Say what you want, but Nick Rolovich stands by his belief and it costs him his job

Oct. 19—The often-spun story involves Nick Rolovich at a roulette table.

He placed a straight-up bet on a number, won, and instead of collecting his 35-to-1 payout, left the chips and bet on the same number. This time his number did not hit. One interpretation was Rolovich lost $175. Another view—Rolovich’s—was he only lost the initial $5 bet.

Rolovich is smart, quick-witted and does not act rashly. There was logic to an apparent illogical decision to fake a punt on fourth-and-21 when he was Hawaii’s head football coach. During his introductory news conference at UH in 2015, he delivered a “Pride Rock ” speech—cobbled from months of thoughts—that was as chicken skin as Al Pacino’s “1 inch ” pep talk in “Any Given Sunday.” And it was his stance, seemingly illogical to many besides himself, that cost Rolovich his head coaching job at Washington State when he did not meet a COVID-19 vaccination mandate.

Washington Gov. Jay Inslee had set Monday as the deadline for state employees, including WSU coaches, to be vaccinated or risk termination. Rolovich, who first revealed his non-vaccination status when he did not attend the Pac-12 Conference’s media days in July, gave assurances he would comply with the state’s protocols. Until Monday, the bar was set at regular testing and mask wearing.—RELATED :

But it became apparent that Rolovich, four assistant coaches and some staff members were not vaccinated—the tell being their masks.

Rolovich was provided with enough information to make his decision. Washington State has one of the leading research medical schools in the country. He was told how the vaccine was safe and could lower the risk of severe illness. He saw his best friend suffer the brutally uncomfortable side effects of COVID and then receive the vaccine. It took a family medical situation for a WSU staff member to reach out for the shot. Some of the other 129 Division I head coaches (all of whom are vaccinated ) encouraged Rolovich to get shot.

We may never know Rolovich’s full reasoning. Although he cited religious reasons, that might have been what he felt was the best option from a limited menu of exemptions.

Maybe Rolovich would have yielded if he were the lone outlier. But with four assistant coaches opposed to mandated vaccinations, it would be out of character for Rolovich to share the same reluctance for months, then walk back his stance at the deadline. Loyalty is in his DNA.

The shame is Rolovich would have been good for WSU. He is an innovative coach who twice rebuilt the Warriors—as an offensive coordinator and then head coach. Three months after signing a five-year contract with WSU in January 2020, he volunteered to take a 5 % pay cut—roughly $150, 000 per year—to ease the pandemic’s financial crunch. He would set up meet-and-greets around Washington with Cougar alumni, then pick up the tabs. And he did not push an agenda on the vaccine debate, repeatedly refusing to discuss his choice.

There should be empathy for his players, many of whom were supportive of him and now will be without their leader, who refused to budge on his decision.

The remaining WSU coaches also face a challenging future.

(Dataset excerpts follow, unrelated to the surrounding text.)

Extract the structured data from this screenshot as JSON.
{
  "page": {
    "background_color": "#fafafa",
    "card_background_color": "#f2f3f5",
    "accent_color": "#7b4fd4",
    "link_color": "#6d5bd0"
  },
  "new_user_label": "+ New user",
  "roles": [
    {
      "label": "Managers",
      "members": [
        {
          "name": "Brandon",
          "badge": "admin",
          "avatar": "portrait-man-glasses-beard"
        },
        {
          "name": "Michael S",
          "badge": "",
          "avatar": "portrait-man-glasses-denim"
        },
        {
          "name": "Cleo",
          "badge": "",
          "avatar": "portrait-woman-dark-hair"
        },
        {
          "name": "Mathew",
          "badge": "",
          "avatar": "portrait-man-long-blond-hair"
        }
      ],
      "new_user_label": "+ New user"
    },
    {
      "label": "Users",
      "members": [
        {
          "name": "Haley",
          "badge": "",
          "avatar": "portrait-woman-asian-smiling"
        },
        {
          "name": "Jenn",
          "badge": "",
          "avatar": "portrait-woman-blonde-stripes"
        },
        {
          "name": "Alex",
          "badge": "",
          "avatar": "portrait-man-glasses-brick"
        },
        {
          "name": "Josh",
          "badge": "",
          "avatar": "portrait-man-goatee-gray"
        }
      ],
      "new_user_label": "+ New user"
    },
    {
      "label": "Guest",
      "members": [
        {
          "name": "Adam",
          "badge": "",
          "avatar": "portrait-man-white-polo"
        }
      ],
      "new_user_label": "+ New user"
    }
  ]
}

When the termination was announced, none of the four former UH coaches remaining on staff was asked to serve as acting head coach. Instead, defensive coordinator Jake Dickert, who was hired away from Wyoming last year, was promoted. Riding with Rolovich can be enriching—those he brought over from UH are earning bigger paychecks in Pullman—but also without a safety net.

Being terminated without cause means no severance money. And while this means his future grandkids might have to work, Rolovich, a DIY guy, probably will be OK. His annual salary at WSU was nearly eight times his UH pay.

People will criticize his decision, scratch their craniums over the money not collected, and wonder : What was the point, anyway ?

But Rolovich is a 42-year-old man who had months to ponder the consequences of his actions to others around him. In the end, he decided to do it his way.